Additionally, Jupiter has not established a user marketing mechanism. Compared to other mainstream public chains, the liquidity depth and user base on the Solana chain still have certain limitations. For a Perp DEX to achieve long-term stable development, it must establish a comprehensive user marketing mechanism to enhance user stickiness and market competitiveness. KiloEx has already established a robust rebate mechanism and trading competition incentive mechanism, currently attracting over 1,800 channel users and a considerable number of direct customers, providing substantial trading volume.
Compared to KiloEx, Jupiter also has the issue of high fees. As trading frequency increases, the gas fees users need to pay can multiply. Since aggregators inherently involve high-frequency on-chain trading behaviors, optimizing user trading prices by sourcing liquidity from multiple sources, frequent trading activities inevitably drive up gas fees. Additionally, Jupiter's JLP pool has cost issues; due to the target ratio set for each token in the pool, any deviation from the target ratio leads to higher fees. KiloEx's low fees are primarily achieved through wallet authorization mechanisms and gas fee reimbursement.
5.6 Competitive Product Summary
We have compared and analyzed several outstanding and distinctive Perp DEXs:

In summary, KiloEx has the following advantages:
- 0 Gas Trading
- Creation of a user-friendly trading environment, matching CEX order placement experience
- Oracles ensure 0 slippage for BTC, ETH, and other tokens, with stable prices and no instances of "price manipulation" or downtime, ensuring user fund safety
- Well-structured mechanisms that allow for win-win scenarios for both traders and stakers during one-sided market trends
- Hybrid Vault with a rich variety of assets, yielding higher returns than typical DeFi protocols
- Multi-chain support, occupying an important position in the ecosystem
6. The Future, Ruler of On-chain Trading Platforms
The market is moving forward in twists and turns; TGE is the endpoint for many projects, but we believe that the upcoming TGE next month may be the starting point for KiloEx. The vast prospects of the on-chain trading market lie ahead. In the off-chain era, many CEX giants were born, while in the on-chain era, the competition for trading has just begun. Only in a vast market space can great projects emerge.

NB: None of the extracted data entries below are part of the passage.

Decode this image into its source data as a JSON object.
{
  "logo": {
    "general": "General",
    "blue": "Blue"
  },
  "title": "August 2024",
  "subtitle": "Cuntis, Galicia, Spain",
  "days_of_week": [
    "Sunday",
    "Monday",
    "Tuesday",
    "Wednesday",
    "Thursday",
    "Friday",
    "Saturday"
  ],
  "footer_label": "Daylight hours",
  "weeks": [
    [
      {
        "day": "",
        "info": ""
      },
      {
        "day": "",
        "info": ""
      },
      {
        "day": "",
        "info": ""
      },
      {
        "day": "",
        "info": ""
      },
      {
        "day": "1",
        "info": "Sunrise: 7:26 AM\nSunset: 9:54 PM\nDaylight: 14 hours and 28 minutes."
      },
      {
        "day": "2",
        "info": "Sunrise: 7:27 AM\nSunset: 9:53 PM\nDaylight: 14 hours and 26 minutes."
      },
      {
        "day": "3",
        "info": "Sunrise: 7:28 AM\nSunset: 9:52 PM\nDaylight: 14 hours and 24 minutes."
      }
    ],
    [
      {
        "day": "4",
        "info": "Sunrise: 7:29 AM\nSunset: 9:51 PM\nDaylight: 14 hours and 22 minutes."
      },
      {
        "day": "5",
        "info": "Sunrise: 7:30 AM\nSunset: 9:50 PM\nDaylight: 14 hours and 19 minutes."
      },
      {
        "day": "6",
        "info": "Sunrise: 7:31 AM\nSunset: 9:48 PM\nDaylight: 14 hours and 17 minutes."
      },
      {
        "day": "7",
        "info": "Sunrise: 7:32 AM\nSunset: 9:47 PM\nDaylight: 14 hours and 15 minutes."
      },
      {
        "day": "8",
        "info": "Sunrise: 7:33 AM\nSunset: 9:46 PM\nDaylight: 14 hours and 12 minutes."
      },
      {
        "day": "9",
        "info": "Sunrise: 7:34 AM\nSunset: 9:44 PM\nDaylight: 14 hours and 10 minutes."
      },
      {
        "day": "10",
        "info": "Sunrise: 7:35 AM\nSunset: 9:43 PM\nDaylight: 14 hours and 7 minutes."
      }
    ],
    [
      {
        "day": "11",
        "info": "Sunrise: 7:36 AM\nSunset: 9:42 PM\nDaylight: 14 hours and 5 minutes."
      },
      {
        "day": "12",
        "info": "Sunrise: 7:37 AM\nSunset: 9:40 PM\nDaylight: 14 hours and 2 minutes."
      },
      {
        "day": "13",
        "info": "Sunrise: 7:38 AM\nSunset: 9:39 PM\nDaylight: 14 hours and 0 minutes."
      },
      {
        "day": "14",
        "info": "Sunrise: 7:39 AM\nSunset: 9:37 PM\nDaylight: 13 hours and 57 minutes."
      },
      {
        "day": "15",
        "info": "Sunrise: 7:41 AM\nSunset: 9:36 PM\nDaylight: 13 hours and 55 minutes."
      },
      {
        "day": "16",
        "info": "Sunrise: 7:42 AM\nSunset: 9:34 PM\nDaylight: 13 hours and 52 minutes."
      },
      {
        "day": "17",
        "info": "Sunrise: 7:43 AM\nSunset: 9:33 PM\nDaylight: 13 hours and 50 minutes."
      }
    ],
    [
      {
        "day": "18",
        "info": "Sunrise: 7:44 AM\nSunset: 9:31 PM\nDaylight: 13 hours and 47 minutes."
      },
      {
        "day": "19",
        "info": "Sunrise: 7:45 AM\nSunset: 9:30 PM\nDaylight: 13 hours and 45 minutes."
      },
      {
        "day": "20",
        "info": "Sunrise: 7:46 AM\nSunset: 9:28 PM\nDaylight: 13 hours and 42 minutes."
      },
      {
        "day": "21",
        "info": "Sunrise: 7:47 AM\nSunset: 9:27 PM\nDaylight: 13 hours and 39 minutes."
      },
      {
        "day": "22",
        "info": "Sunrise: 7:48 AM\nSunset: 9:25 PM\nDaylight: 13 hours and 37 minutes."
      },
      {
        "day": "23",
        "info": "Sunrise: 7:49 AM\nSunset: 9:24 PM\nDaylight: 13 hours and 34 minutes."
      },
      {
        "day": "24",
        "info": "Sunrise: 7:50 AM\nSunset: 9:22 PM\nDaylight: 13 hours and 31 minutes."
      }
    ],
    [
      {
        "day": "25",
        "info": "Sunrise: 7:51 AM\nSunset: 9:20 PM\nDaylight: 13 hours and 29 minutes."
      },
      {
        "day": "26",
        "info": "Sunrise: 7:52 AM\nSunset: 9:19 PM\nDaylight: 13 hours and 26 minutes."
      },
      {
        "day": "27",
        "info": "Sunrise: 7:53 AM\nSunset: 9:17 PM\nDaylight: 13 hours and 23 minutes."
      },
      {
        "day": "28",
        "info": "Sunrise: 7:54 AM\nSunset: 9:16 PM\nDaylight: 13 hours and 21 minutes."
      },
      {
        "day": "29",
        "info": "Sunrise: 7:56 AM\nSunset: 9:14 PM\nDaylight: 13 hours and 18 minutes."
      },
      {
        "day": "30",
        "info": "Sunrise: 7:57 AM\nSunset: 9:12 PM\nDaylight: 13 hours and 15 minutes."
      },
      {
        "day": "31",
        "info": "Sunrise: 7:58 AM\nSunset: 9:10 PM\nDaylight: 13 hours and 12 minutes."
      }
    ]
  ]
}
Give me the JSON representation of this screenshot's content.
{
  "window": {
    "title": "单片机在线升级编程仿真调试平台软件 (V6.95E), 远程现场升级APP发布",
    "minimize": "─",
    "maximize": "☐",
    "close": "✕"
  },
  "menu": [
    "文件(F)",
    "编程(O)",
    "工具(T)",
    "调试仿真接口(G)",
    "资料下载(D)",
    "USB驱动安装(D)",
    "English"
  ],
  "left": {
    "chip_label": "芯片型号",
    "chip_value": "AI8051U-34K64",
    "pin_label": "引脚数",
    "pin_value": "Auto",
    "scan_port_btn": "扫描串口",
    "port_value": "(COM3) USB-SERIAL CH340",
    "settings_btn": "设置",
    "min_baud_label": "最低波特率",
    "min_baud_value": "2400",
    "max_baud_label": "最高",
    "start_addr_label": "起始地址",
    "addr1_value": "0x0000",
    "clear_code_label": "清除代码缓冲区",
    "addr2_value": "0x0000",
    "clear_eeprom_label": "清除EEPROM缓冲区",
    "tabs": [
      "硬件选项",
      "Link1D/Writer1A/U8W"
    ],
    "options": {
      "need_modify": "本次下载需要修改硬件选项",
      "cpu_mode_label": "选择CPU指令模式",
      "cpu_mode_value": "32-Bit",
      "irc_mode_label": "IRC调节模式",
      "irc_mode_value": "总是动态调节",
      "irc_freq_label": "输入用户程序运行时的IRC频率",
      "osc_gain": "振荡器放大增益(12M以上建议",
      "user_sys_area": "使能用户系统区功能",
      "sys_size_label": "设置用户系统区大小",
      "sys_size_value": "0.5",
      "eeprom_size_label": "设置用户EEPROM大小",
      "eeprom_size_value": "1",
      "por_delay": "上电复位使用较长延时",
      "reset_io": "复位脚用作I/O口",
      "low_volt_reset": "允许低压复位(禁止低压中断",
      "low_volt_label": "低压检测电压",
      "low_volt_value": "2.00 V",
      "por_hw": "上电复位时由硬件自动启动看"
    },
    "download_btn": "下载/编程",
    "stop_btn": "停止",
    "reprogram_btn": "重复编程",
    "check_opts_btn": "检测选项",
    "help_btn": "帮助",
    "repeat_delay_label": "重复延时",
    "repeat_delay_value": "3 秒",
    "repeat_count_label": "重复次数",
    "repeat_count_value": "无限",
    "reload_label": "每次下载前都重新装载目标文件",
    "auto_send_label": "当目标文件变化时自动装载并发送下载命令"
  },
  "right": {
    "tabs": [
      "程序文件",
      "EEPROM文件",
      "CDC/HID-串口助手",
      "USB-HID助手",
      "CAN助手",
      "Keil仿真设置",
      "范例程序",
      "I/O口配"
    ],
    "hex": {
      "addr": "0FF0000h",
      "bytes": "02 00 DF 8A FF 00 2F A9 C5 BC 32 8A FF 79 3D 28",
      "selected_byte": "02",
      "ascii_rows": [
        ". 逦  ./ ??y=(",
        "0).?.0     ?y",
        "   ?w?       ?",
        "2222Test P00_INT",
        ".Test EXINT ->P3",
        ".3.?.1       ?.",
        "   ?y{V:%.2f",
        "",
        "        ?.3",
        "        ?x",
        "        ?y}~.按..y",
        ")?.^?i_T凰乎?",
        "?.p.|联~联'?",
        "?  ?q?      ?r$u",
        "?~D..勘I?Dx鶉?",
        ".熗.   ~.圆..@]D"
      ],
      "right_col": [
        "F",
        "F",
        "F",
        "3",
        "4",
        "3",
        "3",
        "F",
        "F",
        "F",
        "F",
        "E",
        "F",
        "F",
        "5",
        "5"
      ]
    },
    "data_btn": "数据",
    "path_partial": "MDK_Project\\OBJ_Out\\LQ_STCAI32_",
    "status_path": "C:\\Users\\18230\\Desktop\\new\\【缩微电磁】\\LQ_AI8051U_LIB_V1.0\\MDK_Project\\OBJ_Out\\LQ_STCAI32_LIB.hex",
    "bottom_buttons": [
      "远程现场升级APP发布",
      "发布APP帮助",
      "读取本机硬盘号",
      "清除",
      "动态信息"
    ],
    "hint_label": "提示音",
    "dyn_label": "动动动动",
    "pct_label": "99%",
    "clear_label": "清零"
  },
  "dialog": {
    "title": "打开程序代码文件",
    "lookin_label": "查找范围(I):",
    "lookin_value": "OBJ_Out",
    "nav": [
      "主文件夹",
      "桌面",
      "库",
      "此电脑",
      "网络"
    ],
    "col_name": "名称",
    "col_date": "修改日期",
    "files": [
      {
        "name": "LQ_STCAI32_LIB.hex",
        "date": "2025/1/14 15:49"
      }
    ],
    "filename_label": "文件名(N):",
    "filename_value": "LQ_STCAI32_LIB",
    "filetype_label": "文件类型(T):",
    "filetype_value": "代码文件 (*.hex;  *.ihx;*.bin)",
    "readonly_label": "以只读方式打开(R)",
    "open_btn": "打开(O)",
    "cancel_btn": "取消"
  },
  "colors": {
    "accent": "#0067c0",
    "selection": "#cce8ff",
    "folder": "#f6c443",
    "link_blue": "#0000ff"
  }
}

KiloEx's rise is not accidental. It anchors itself with "CEX efficiency, DEX trust," tearing open a structural gap in the derivatives track. While the market still debates whether DEX can disrupt CEX, KiloEx has already written the most straightforward answer with its 29% risk-free yield on-chain, cross-chain transactions completed in seconds, and daily contract liquidation volumes in the tens of millions of dollars.
This may be the essence of Web3 finance: no need to compromise between efficiency and security, as all value will ultimately find the most wild and rational outlet.